Second ground is as follows:-

The learned trial magistrate erred in law and fact in holding Maragua County Council had the power to allocate the said plot to the respondent while the respondent had not specifically applied to be allocated the plot in question.

On this ground from the evidence adduced by personnel of the County Council particularly  PW 2  and  DW 2 was very clear that the Council had the power in law to allocate the plot to the Respondent.  There was no evidence tendered either by the Appellant or the Respondent showing that there was an impediment to that power when there was no application for that specific plot by the respondent.  This ground 2 does fail.

Third ground is as follows:-

The learned trial magistrate erred in failing to consider that the Maragua County Council breached the law of natural justice.

In respect of this ground I am in agreement with the Respondent that it was being raised for the first time in this appeal.  However having stated in the previous grounds that the county council had the power to allocate to who ever had applied the plot on a permanent basis and bearing in mind that the first allocation to the Appellant was a temporary one there was no breach of nature justice in the allocation to the Respondent.  I find that this ground must also fail.

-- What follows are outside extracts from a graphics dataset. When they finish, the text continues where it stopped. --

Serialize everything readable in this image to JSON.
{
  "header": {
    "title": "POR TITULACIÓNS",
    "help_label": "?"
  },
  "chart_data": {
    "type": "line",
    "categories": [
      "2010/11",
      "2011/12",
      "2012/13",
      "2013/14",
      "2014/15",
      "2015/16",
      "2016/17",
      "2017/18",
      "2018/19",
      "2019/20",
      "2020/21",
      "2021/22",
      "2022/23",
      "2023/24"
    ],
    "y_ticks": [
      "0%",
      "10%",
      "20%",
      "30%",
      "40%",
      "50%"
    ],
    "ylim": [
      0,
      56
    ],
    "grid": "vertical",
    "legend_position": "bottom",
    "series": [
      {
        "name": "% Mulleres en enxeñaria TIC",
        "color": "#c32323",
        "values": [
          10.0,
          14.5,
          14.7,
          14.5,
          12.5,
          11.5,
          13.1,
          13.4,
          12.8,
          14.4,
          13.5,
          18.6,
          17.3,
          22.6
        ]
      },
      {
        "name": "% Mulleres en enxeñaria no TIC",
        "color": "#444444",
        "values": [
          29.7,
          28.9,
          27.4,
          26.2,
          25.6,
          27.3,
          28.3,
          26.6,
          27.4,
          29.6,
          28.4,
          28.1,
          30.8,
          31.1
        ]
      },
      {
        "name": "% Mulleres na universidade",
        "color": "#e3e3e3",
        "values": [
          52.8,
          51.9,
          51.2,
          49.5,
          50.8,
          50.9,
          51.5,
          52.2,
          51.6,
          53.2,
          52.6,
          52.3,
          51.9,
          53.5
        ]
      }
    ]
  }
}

Fourth  ground is as follows:-

The learned magistrate erred in law in failing to observe that Maragua County Council was biased in dealing with the Appellants allocation case.

The appellant did not prove by evidence before the lower court that the county council was biased against it.  Indeed as correctly stated by the respondent the same was not pleaded in the plaint.  Had it been pleaded of necessity they ought to have been particulars of that bias.  I am of the view that this ground also must and does fail.

Fifth ground is as follows:-

The learned trial magistrate erred in law and fact in believing the respondents witnesses without any reason.

I have re-examined the evidence of the lower court.  In that re-examination and evaluation I find that this ground cannot succeed.  I find that I am in agreement with the finding of the learned magistrate in that the appellant failed to prove its case on a balance of probability.  The evidence tendered clearly showed that the county council had a right of allocation and had not breached any law in allocating the respondent the plot.  This ground fails.

Before concluding on this appeal I wish to deal with issue that were raised in the submission made by advocates.  The appellants advocate’s was of the view that the appeal should succeed because the county council not being parties in the suit did not bring documents relating to the  allocation undertaken.  The question that arises from such a submission is which party stands to fail in their case when documents are not presented before court.  in my view it is the appellant whose case failed for lack of those documents.  See Section 107 of the Evidence Act.

The respondent counsel submitted that the appeal before court is incompetent because the  heading of the memo of appeal indicated that the appeal was by Mbari Ya Kibugi Self Help Group.  The advocate of the Respondent argued that since this group is not registered either as a cooperation, limited liability company or a firm under business names act it could not bring action in its name.  To that extent I am in agreement with the Respondent advocate but I do not agree with his submission that such an error in the title would cause an appeal to be incompetent.  The Appellant in making this appeal was not filing fresh action rather the Appellant was appealing against the decision of the lower court where the Chairman of the ground was properly stated as the party in the action.

I am of the view that the failure to put the name of the chairman in this appeal is a mere irregularity which does not go to the root of the appeal.

In the end I find that the appeal cannot succeed and the same is dismissed and the costs of this appeal shall be paid by the original Plaintiff Stephen A. Maina to the Respondent hereof.